Итак, все преходяще, все обман, по небу проносится сверкающий метеор, в считанные секунды достигает земли, гаснет, и перед нами — темный камень, неподъемный ком грубой, черной, как уголь, руды. Все подвластно неумолимому, суровому закону энтропии… Другое дело — наука, созидание духовных ценностей, это вечно, духовность распространяет свет и принадлежит всем, щедро и бескорыстно озаряет каждого, находя неиссякаемые силы, рождается заново. И все же, спрашивал он себя, отдал бы он десять ненаписанных работ по экономике за одно такое видение, как Зинка? Не уверен. Возможно, потому, что не написал этих работ. Нет, уверен, отдал бы, любая радость — на три дня, а то и меньше, и радость от новой публикации — так же как рыба и гость — на третий день вызывает отвращение…

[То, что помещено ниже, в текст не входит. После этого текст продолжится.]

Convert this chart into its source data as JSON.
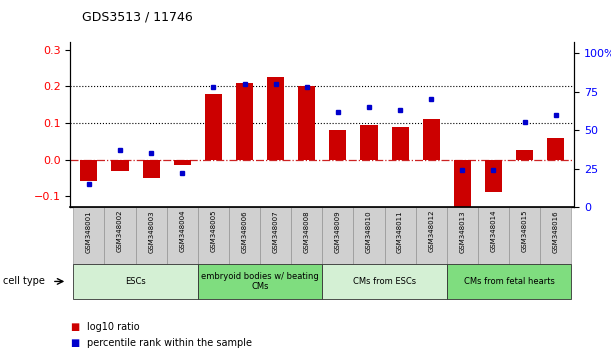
{
  "title": "GDS3513 / 11746",
  "samples": [
    "GSM348001",
    "GSM348002",
    "GSM348003",
    "GSM348004",
    "GSM348005",
    "GSM348006",
    "GSM348007",
    "GSM348008",
    "GSM348009",
    "GSM348010",
    "GSM348011",
    "GSM348012",
    "GSM348013",
    "GSM348014",
    "GSM348015",
    "GSM348016"
  ],
  "log10_ratio": [
    -0.06,
    -0.03,
    -0.05,
    -0.015,
    0.18,
    0.21,
    0.225,
    0.2,
    0.08,
    0.095,
    0.09,
    0.11,
    -0.13,
    -0.09,
    0.025,
    0.06
  ],
  "percentile_rank": [
    15,
    37,
    35,
    22,
    78,
    80,
    80,
    78,
    62,
    65,
    63,
    70,
    24,
    24,
    55,
    60
  ],
  "cell_type_groups": [
    {
      "label": "ESCs",
      "start": 0,
      "end": 3,
      "color": "#d4f0d4"
    },
    {
      "label": "embryoid bodies w/ beating\nCMs",
      "start": 4,
      "end": 7,
      "color": "#7fdd7f"
    },
    {
      "label": "CMs from ESCs",
      "start": 8,
      "end": 11,
      "color": "#d4f0d4"
    },
    {
      "label": "CMs from fetal hearts",
      "start": 12,
      "end": 15,
      "color": "#7fdd7f"
    }
  ],
  "bar_color": "#cc0000",
  "dot_color": "#0000cc",
  "ylim_left": [
    -0.13,
    0.32
  ],
  "ylim_right": [
    0,
    107
  ],
  "yticks_left": [
    -0.1,
    0.0,
    0.1,
    0.2,
    0.3
  ],
  "yticks_right": [
    0,
    25,
    50,
    75,
    100
  ],
  "hline_vals": [
    0.1,
    0.2
  ],
  "zero_line_color": "#cc2222",
  "legend_bar_label": "log10 ratio",
  "legend_dot_label": "percentile rank within the sample",
  "cell_type_label": "cell type"
}
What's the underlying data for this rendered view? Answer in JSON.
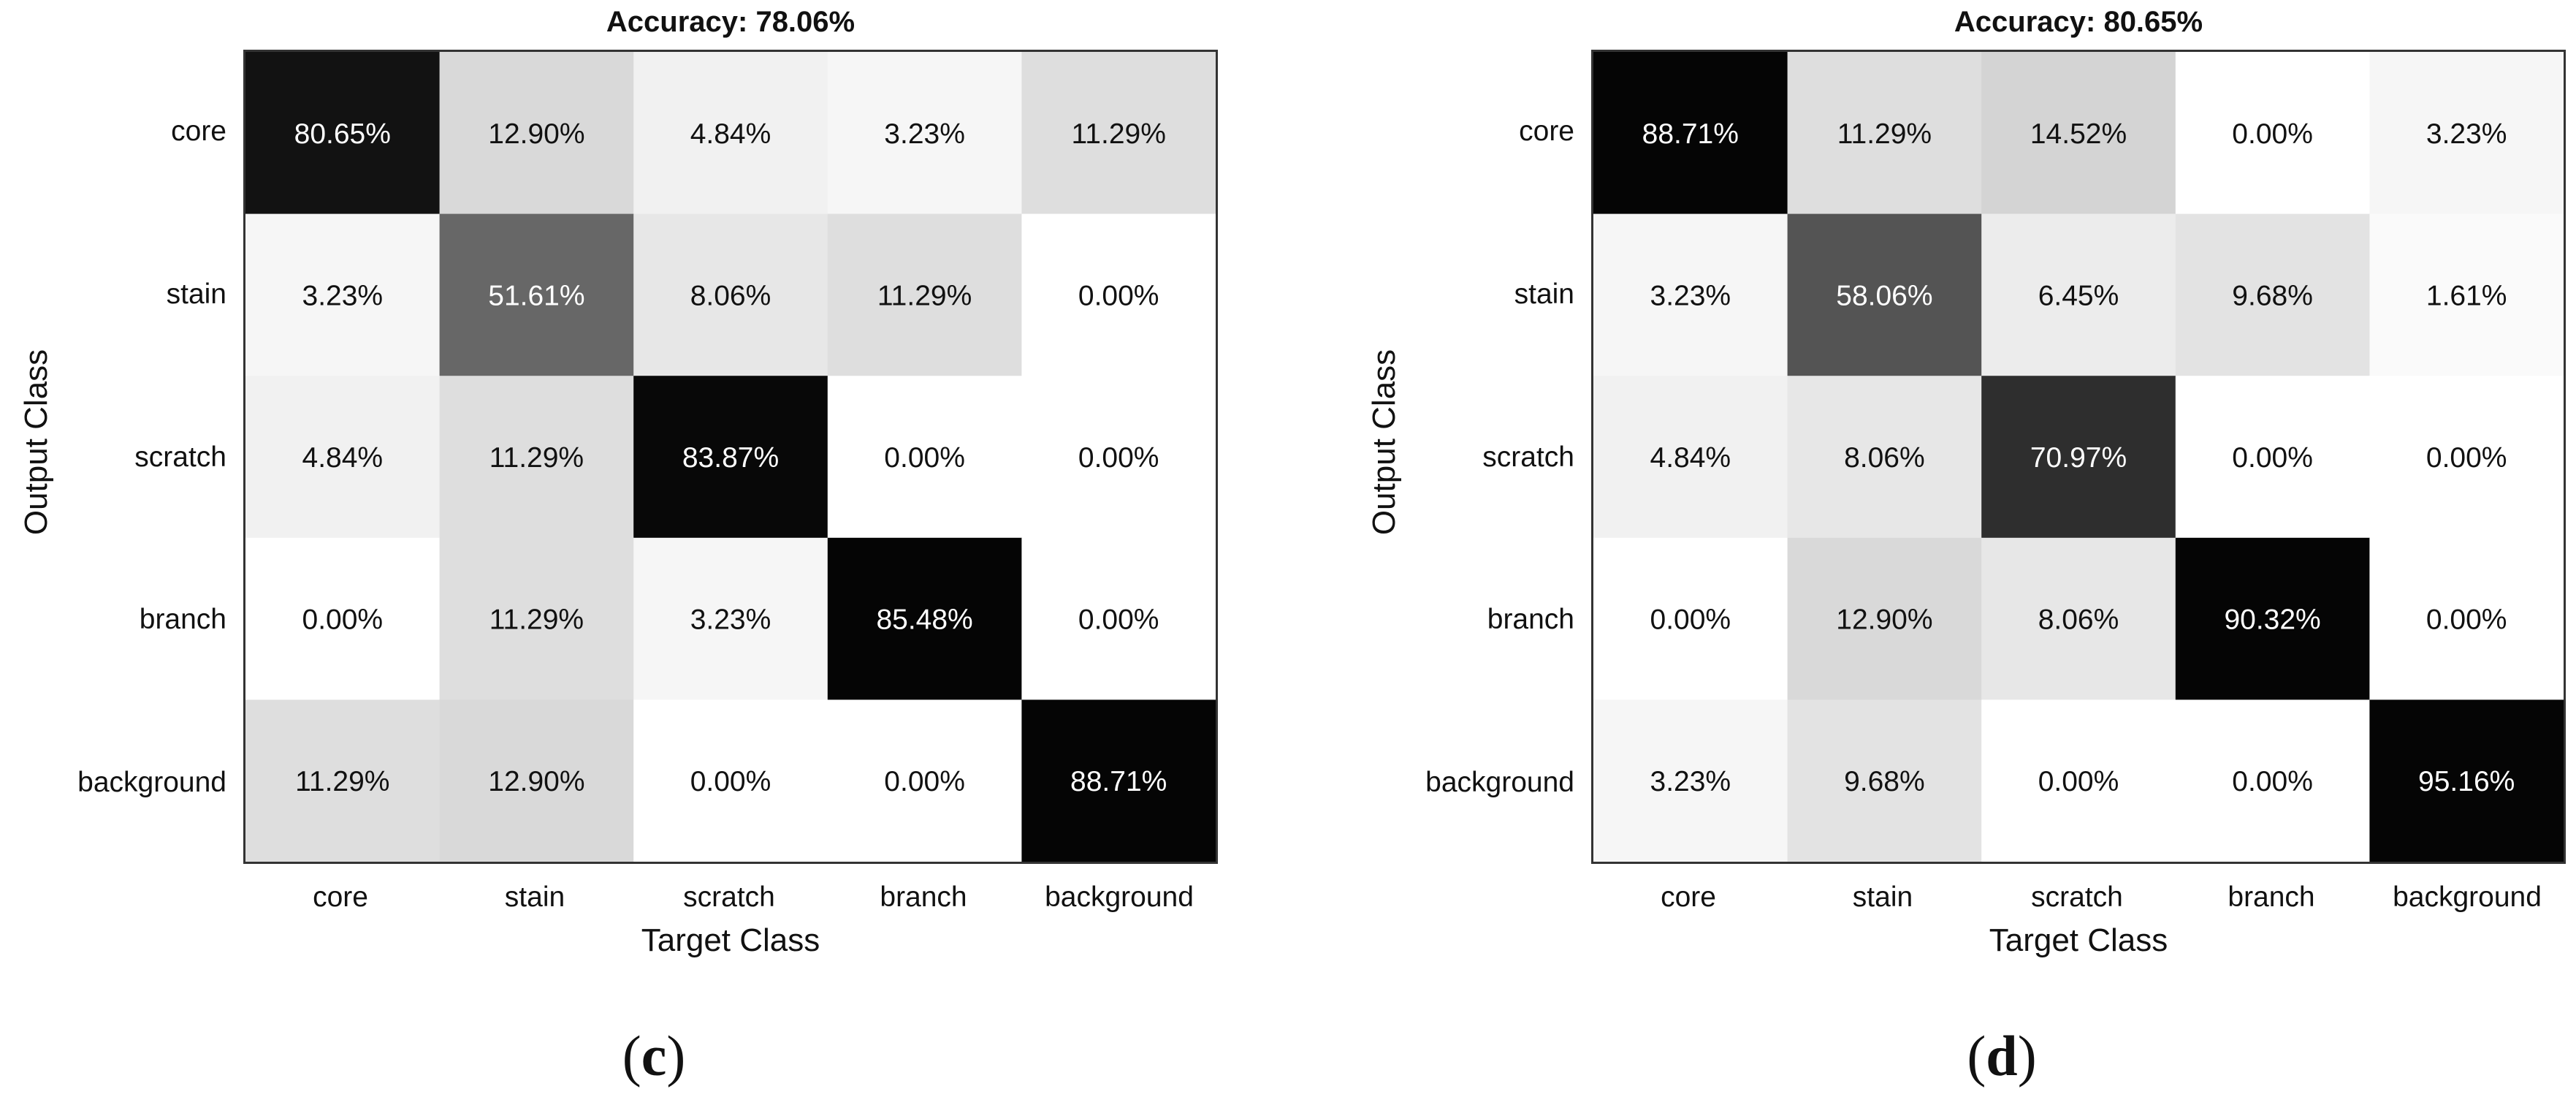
{
  "chart_data": [
    {
      "type": "heatmap",
      "title": "Accuracy: 78.06%",
      "xlabel": "Target Class",
      "ylabel": "Output Class",
      "panel_label": "c",
      "x_categories": [
        "core",
        "stain",
        "scratch",
        "branch",
        "background"
      ],
      "y_categories": [
        "core",
        "stain",
        "scratch",
        "branch",
        "background"
      ],
      "values": [
        [
          80.65,
          12.9,
          4.84,
          3.23,
          11.29
        ],
        [
          3.23,
          51.61,
          8.06,
          11.29,
          0.0
        ],
        [
          4.84,
          11.29,
          83.87,
          0.0,
          0.0
        ],
        [
          0.0,
          11.29,
          3.23,
          85.48,
          0.0
        ],
        [
          11.29,
          12.9,
          0.0,
          0.0,
          88.71
        ]
      ],
      "value_format": "percent_2dp",
      "colormap": "grayscale (white = 0%, black = high)"
    },
    {
      "type": "heatmap",
      "title": "Accuracy: 80.65%",
      "xlabel": "Target Class",
      "ylabel": "Output Class",
      "panel_label": "d",
      "x_categories": [
        "core",
        "stain",
        "scratch",
        "branch",
        "background"
      ],
      "y_categories": [
        "core",
        "stain",
        "scratch",
        "branch",
        "background"
      ],
      "values": [
        [
          88.71,
          11.29,
          14.52,
          0.0,
          3.23
        ],
        [
          3.23,
          58.06,
          6.45,
          9.68,
          1.61
        ],
        [
          4.84,
          8.06,
          70.97,
          0.0,
          0.0
        ],
        [
          0.0,
          12.9,
          8.06,
          90.32,
          0.0
        ],
        [
          3.23,
          9.68,
          0.0,
          0.0,
          95.16
        ]
      ],
      "value_format": "percent_2dp",
      "colormap": "grayscale (white = 0%, black = high)"
    }
  ]
}
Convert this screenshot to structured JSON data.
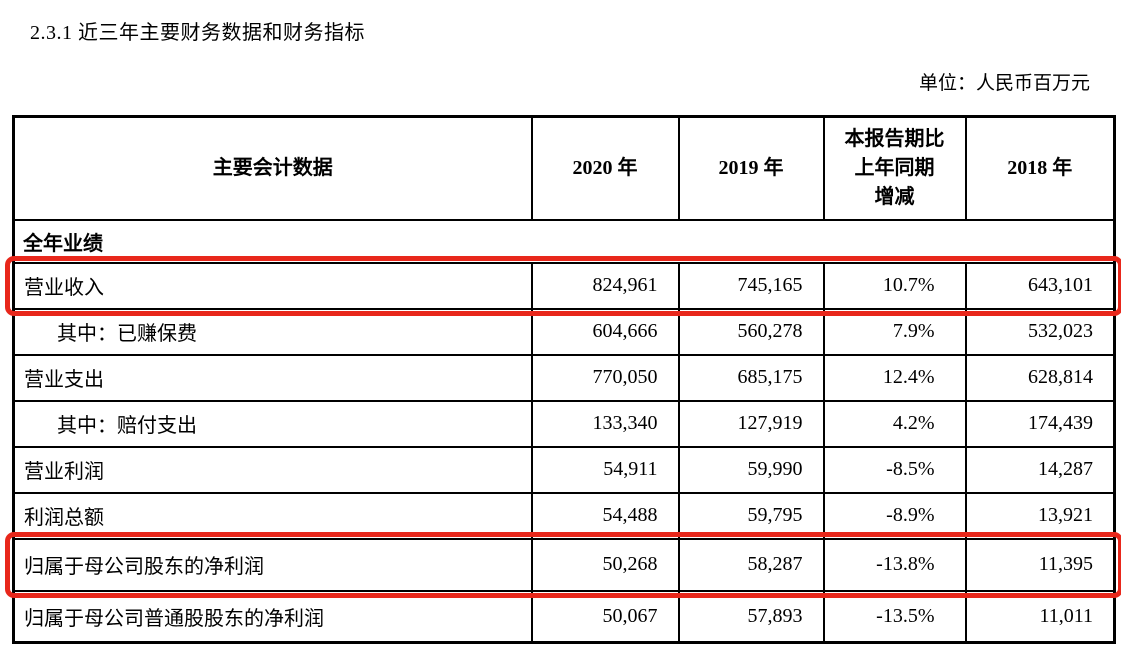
{
  "page": {
    "title": "2.3.1  近三年主要财务数据和财务指标",
    "unit_label": "单位：人民币百万元"
  },
  "highlight_color": "#e8271b",
  "table": {
    "columns": [
      {
        "label": "主要会计数据"
      },
      {
        "label": "2020 年"
      },
      {
        "label": "2019 年"
      },
      {
        "label": "本报告期比\n上年同期\n增减"
      },
      {
        "label": "2018 年"
      }
    ],
    "rows": [
      {
        "type": "section",
        "label": "全年业绩"
      },
      {
        "type": "data",
        "label": "营业收入",
        "indent": false,
        "highlight": true,
        "values": [
          "824,961",
          "745,165",
          "10.7%",
          "643,101"
        ]
      },
      {
        "type": "data",
        "label": "其中：已赚保费",
        "indent": true,
        "highlight": false,
        "values": [
          "604,666",
          "560,278",
          "7.9%",
          "532,023"
        ]
      },
      {
        "type": "data",
        "label": "营业支出",
        "indent": false,
        "highlight": false,
        "values": [
          "770,050",
          "685,175",
          "12.4%",
          "628,814"
        ]
      },
      {
        "type": "data",
        "label": "其中：赔付支出",
        "indent": true,
        "highlight": false,
        "values": [
          "133,340",
          "127,919",
          "4.2%",
          "174,439"
        ]
      },
      {
        "type": "data",
        "label": "营业利润",
        "indent": false,
        "highlight": false,
        "values": [
          "54,911",
          "59,990",
          "-8.5%",
          "14,287"
        ]
      },
      {
        "type": "data",
        "label": "利润总额",
        "indent": false,
        "highlight": false,
        "values": [
          "54,488",
          "59,795",
          "-8.9%",
          "13,921"
        ]
      },
      {
        "type": "data",
        "label": "归属于母公司股东的净利润",
        "indent": false,
        "highlight": true,
        "values": [
          "50,268",
          "58,287",
          "-13.8%",
          "11,395"
        ]
      },
      {
        "type": "data",
        "label": "归属于母公司普通股股东的净利润",
        "indent": false,
        "highlight": false,
        "values": [
          "50,067",
          "57,893",
          "-13.5%",
          "11,011"
        ]
      }
    ]
  }
}
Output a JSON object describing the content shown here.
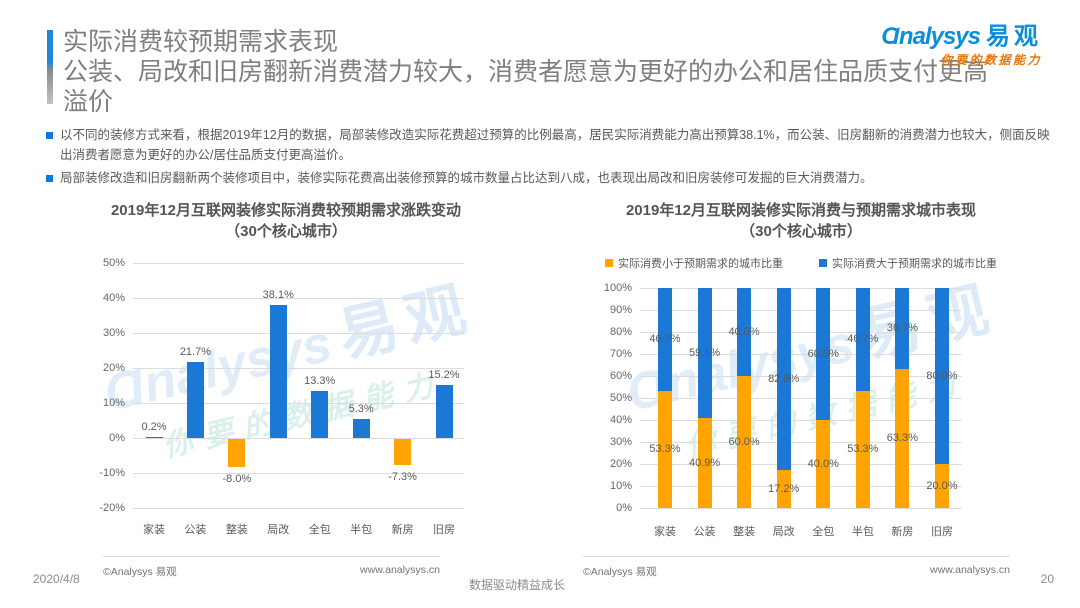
{
  "header": {
    "title_line1": "实际消费较预期需求表现",
    "title_line23": "公装、局改和旧房翻新消费潜力较大，消费者愿意为更好的办公和居住品质支付更高溢价",
    "logo": {
      "brand_latin": "Ɑnalysys",
      "brand_cjk": "易观",
      "tagline": "你要的数据能力",
      "brand_color": "#0a8fd8",
      "tagline_color": "#e8760b"
    }
  },
  "bullets": [
    "以不同的装修方式来看，根据2019年12月的数据，局部装修改造实际花费超过预算的比例最高，居民实际消费能力高出预算38.1%，而公装、旧房翻新的消费潜力也较大，侧面反映出消费者愿意为更好的办公/居住品质支付更高溢价。",
    "局部装修改造和旧房翻新两个装修项目中，装修实际花费高出装修预算的城市数量占比达到八成，也表现出局改和旧房装修可发掘的巨大消费潜力。"
  ],
  "chart_data": [
    {
      "type": "bar",
      "title": "2019年12月互联网装修实际消费较预期需求涨跌变动",
      "subtitle": "（30个核心城市）",
      "categories": [
        "家装",
        "公装",
        "整装",
        "局改",
        "全包",
        "半包",
        "新房",
        "旧房"
      ],
      "values": [
        0.2,
        21.7,
        -8.0,
        38.1,
        13.3,
        5.3,
        -7.3,
        15.2
      ],
      "labels": [
        "0.2%",
        "21.7%",
        "-8.0%",
        "38.1%",
        "13.3%",
        "5.3%",
        "-7.3%",
        "15.2%"
      ],
      "xlabel": "",
      "ylabel": "",
      "ylim": [
        -20,
        50
      ],
      "yticks": [
        "50%",
        "40%",
        "30%",
        "20%",
        "10%",
        "0%",
        "-10%",
        "-20%"
      ],
      "grid": true,
      "positive_color": "#1b78d4",
      "negative_color": "#ffa400"
    },
    {
      "type": "stacked-bar",
      "title": "2019年12月互联网装修实际消费与预期需求城市表现",
      "subtitle": "（30个核心城市）",
      "legend": [
        {
          "label": "实际消费小于预期需求的城市比重",
          "color": "#ffa400"
        },
        {
          "label": "实际消费大于预期需求的城市比重",
          "color": "#1b78d4"
        }
      ],
      "legend_position": "top",
      "categories": [
        "家装",
        "公装",
        "整装",
        "局改",
        "全包",
        "半包",
        "新房",
        "旧房"
      ],
      "series": [
        {
          "name": "实际消费小于预期需求的城市比重",
          "color": "#ffa400",
          "values": [
            53.3,
            40.9,
            60.0,
            17.2,
            40.0,
            53.3,
            63.3,
            20.0
          ],
          "labels": [
            "53.3%",
            "40.9%",
            "60.0%",
            "17.2%",
            "40.0%",
            "53.3%",
            "63.3%",
            "20.0%"
          ]
        },
        {
          "name": "实际消费大于预期需求的城市比重",
          "color": "#1b78d4",
          "values": [
            46.7,
            59.1,
            40.0,
            82.8,
            60.0,
            46.7,
            36.7,
            80.0
          ],
          "labels": [
            "46.7%",
            "59.1%",
            "40.0%",
            "82.8%",
            "60.0%",
            "46.7%",
            "36.7%",
            "80.0%"
          ]
        }
      ],
      "xlabel": "",
      "ylabel": "",
      "ylim": [
        0,
        100
      ],
      "yticks": [
        "100%",
        "90%",
        "80%",
        "70%",
        "60%",
        "50%",
        "40%",
        "30%",
        "20%",
        "10%",
        "0%"
      ],
      "grid": true
    }
  ],
  "watermark": {
    "latin": "Ɑnalysys",
    "cjk": "易观",
    "tagline": "你要的数据能力"
  },
  "footer": {
    "date": "2020/4/8",
    "copyright": "©Analysys 易观",
    "website": "www.analysys.cn",
    "slogan": "数据驱动精益成长",
    "page": "20"
  }
}
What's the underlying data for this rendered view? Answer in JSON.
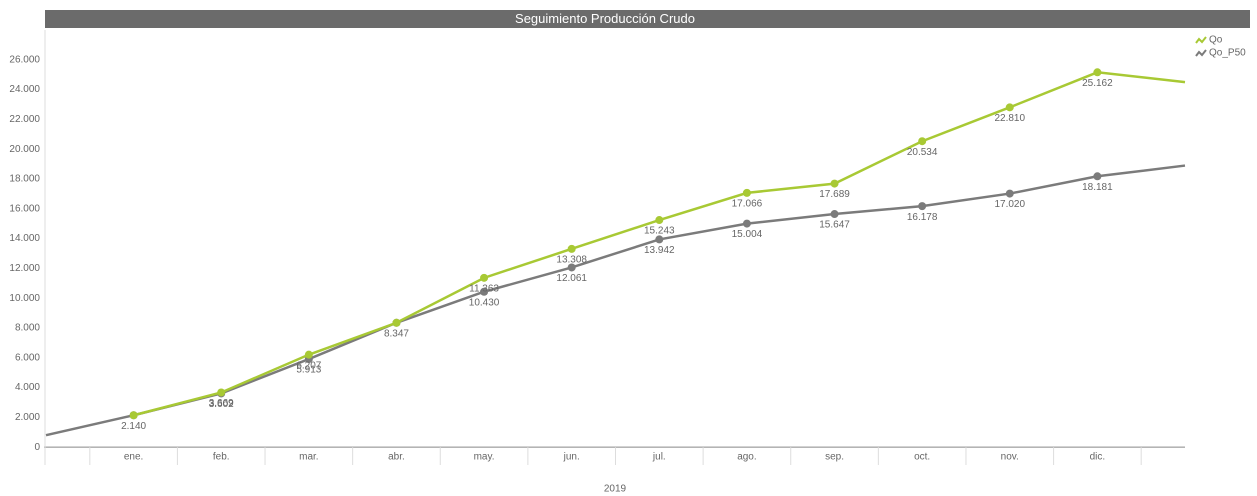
{
  "chart_data": {
    "type": "line",
    "title": "Seguimiento Producción Crudo",
    "x_label": "2019",
    "categories": [
      null,
      "ene.",
      "feb.",
      "mar.",
      "abr.",
      "may.",
      "jun.",
      "jul.",
      "ago.",
      "sep.",
      "oct.",
      "nov.",
      "dic.",
      null
    ],
    "series": [
      {
        "name": "Qo",
        "color": "#a8c934",
        "values": [
          null,
          2140,
          3669,
          6207,
          8347,
          11363,
          13308,
          15243,
          17066,
          17689,
          20534,
          22810,
          25162,
          24500
        ],
        "value_labels": [
          null,
          null,
          "3.669",
          "6.207",
          null,
          "11.363",
          "13.308",
          "15.243",
          "17.066",
          "17.689",
          "20.534",
          "22.810",
          "25.162",
          null
        ]
      },
      {
        "name": "Qo_P50",
        "color": "#7b7b7b",
        "values": [
          800,
          2140,
          3602,
          5913,
          8347,
          10430,
          12061,
          13942,
          15004,
          15647,
          16178,
          17020,
          18181,
          18900
        ],
        "value_labels": [
          null,
          "2.140",
          "3.602",
          "5.913",
          "8.347",
          "10.430",
          "12.061",
          "13.942",
          "15.004",
          "15.647",
          "16.178",
          "17.020",
          "18.181",
          null
        ]
      }
    ],
    "ylim": [
      -1200,
      28000
    ],
    "yticks": [
      0,
      {
        "value": 2000,
        "label": "2.000"
      },
      {
        "value": 4000,
        "label": "4.000"
      },
      {
        "value": 6000,
        "label": "6.000"
      },
      {
        "value": 8000,
        "label": "8.000"
      },
      {
        "value": 10000,
        "label": "10.000"
      },
      {
        "value": 12000,
        "label": "12.000"
      },
      {
        "value": 14000,
        "label": "14.000"
      },
      {
        "value": 16000,
        "label": "16.000"
      },
      {
        "value": 18000,
        "label": "18.000"
      },
      {
        "value": 20000,
        "label": "20.000"
      },
      {
        "value": 22000,
        "label": "22.000"
      },
      {
        "value": 24000,
        "label": "24.000"
      },
      {
        "value": 26000,
        "label": "26.000"
      }
    ],
    "grid": false,
    "legend": "top-right"
  }
}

Он давно не был в театре, что делать, в драмах он не находил созвучия своим мыслям, а опера — сладкий лимонад… Все же ему повезло, хотя и пошел наудачу, давали пьесу румынского драматурга, живущего в Париже, о проблемах старости. На Шерафуддина благотворно подействовала обстановка, публика, антракт, красивые женщины в черных и красных, голубых и зеленых платьях, жемчуг, браслеты, броши. С избытком или сообразно чувству меры и вкуса — нитка жемчуга, один перстень. Улыбки, согревающие, леденящие, хватающие за сердце, проникающие в самую глубину. После спектакля разъезжались в автомобилях или уходили пешком, в теплых шубках, торопливым шагом, оставляя легкие волны аромата, чтобы человек, вдохнув поглубже, пришел в себя от горько-кислого, удушливого воздуха улицы.